Wellicht kunt u een tekstvoorstel maken zodat wij dit kunnen beoordelen en laten
bekijken door onze jurist zodat u ook snel verder kunt met het passeren van de akte.”
2.9.
Bij brief van 9 december 2008 (productie 5 van DPP c.s.) heeft [gedaagde] [persoon] het volgende geschreven:
“Tijdens ons telefoongesprek van 5 december j. [bedrijf] bevestigde u mij dat uw rechten die voortvloeien uit de overeenkomst van 28 januari 2004 tussen Lisiduna B.V. en Westerschouwen B.V. enerzijds en Residence Hof van Haamstede B.V. anderzijds zijn overgegaan op de vereniging van eigenaars Residence 't Hof van Haamstede. Om daar geen enkel misverstand over te laten bestaan verzoek ik u
bijgaande verklaring te tekenen en te laten tekenen door de heer [persoon 2] . De getekende verklaring ontvang ik graag samen met een kopie van uw beider geldig legitimatiebewijs per fax [..] en het originele exemplaar per post.
De afspraken die u of DPP Burgh-Haamstede Buitengewoon B.V. mogelijk met de heer [bedrijf] zou hebben gemaakt staan los van de overeenkomst van 28 januari 2004. Ik kan daar op dit moment geen enkele uitvoering aan geven mede omdat de bank van de heer [bedrijf] daarmee niet akkoord zal gaan.
Ik dank u voor uw medewerking.”
2.10.
Een dag later, op 10 december 2008, heeft [gedaagde] [persoon] het volgende e-mailbericht (productie 6 van DPP c.s.) gestuurd:
“Ik begrijp dat de heer [bedrijf] er geen bezwaar tegen heeft de kwalitatieve verplichtingen aan zijn bank ter goedkeuring voor te leggen.
Aangezien mij niet duidelijk is wat die verplichtingen inhouden, verzoek ik u de overeenkomst aan mij aan te leveren.

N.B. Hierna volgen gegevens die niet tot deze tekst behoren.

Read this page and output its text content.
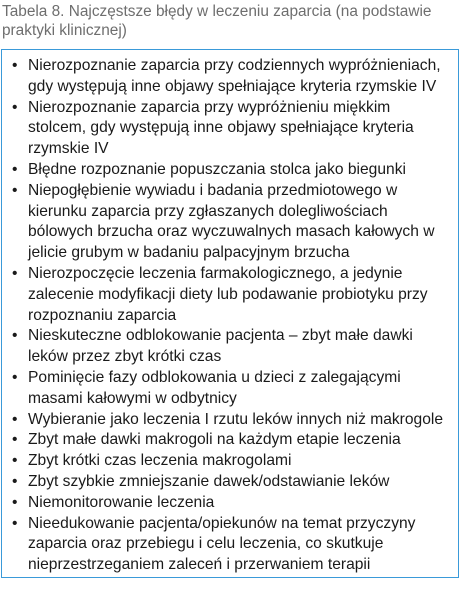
Tabela 8. Najczęstsze błędy w leczeniu zaparcia (na podstawie praktyki klinicznej)

• Nierozpoznanie zaparcia przy codziennych wypróżnieniach, gdy występują inne objawy spełniające kryteria rzymskie IV
• Nierozpoznanie zaparcia przy wypróżnieniu miękkim stolcem, gdy występują inne objawy spełniające kryteria rzymskie IV
• Błędne rozpoznanie popuszczania stolca jako biegunki
• Niepogłębienie wywiadu i badania przedmiotowego w kierunku zaparcia przy zgłaszanych dolegliwościach bólowych brzucha oraz wyczuwalnych masach kałowych w jelicie grubym w badaniu palpacyjnym brzucha
• Nierozpoczęcie leczenia farmakologicznego, a jedynie zalecenie modyfikacji diety lub podawanie probiotyku przy rozpoznaniu zaparcia
• Nieskuteczne odblokowanie pacjenta – zbyt małe dawki leków przez zbyt krótki czas
• Pominięcie fazy odblokowania u dzieci z zalegającymi masami kałowymi w odbytnicy
• Wybieranie jako leczenia I rzutu leków innych niż makrogole
• Zbyt małe dawki makrogoli na każdym etapie leczenia
• Zbyt krótki czas leczenia makrogolami
• Zbyt szybkie zmniejszanie dawek/odstawianie leków
• Niemonitorowanie leczenia
• Nieedukowanie pacjenta/opiekunów na temat przyczyny zaparcia oraz przebiegu i celu leczenia, co skutkuje nieprzestrzeganiem zaleceń i przerwaniem terapii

Ik zal dan wanneer de bank ermee instemt, deze opnemen in een separate akte. U bent bij de overdracht geen partij. De mail die u mevrouw [medewerkster] op 21 november hebt gestuurd is volstrekt onvoldoende om daaruit af te leiden wat nu precies uw bedoelingen zijn. Met name welk gebruik wordt gemaakt (golfkarretjes?, auto’s, vrachtwagens, voetgangers, fietsers, motoren, landbouwmachines?) en welke personen mogen gebruiken en voor welk doel. Worden afspraken gemaakt over afsluiting, onderhoud enzv. Wie is verantwoordelijk als een gebruiker letsel oploopt bij het gebruik van het pad door bijv vallen? De eigenaar? Allemaal elementen die een uitwerking verdienen in de overeenkomst. lk zal de bank nauwgezet moeten informeren. Overigens lijkt het mij goed om op te nemen dat de kwalitatieve verplichtingen zodra dat mogelijk is worden omgezet in erfdienstbaarheden. Het lijkt mij ook van belang dat de overeenkomst vervalt als niet binnen een bepaalde tijd de betroffen percelen verkregen worden, omdat anders ten eeuwigen dage een verplichting boven de percelen hangt, die wellicht nooit gerealiseerd wordt.”
2.11.
Op 12 december 2008 heeft [medewerkster] [persoon] een ontwerp gestuurd van een akte vestiging kwalitatieve verplichting(en), met als partijen [bedrijf] en DPP Burgh-Haamstede, die in de ontwerp-akte wordt aangeduid als “DPP”.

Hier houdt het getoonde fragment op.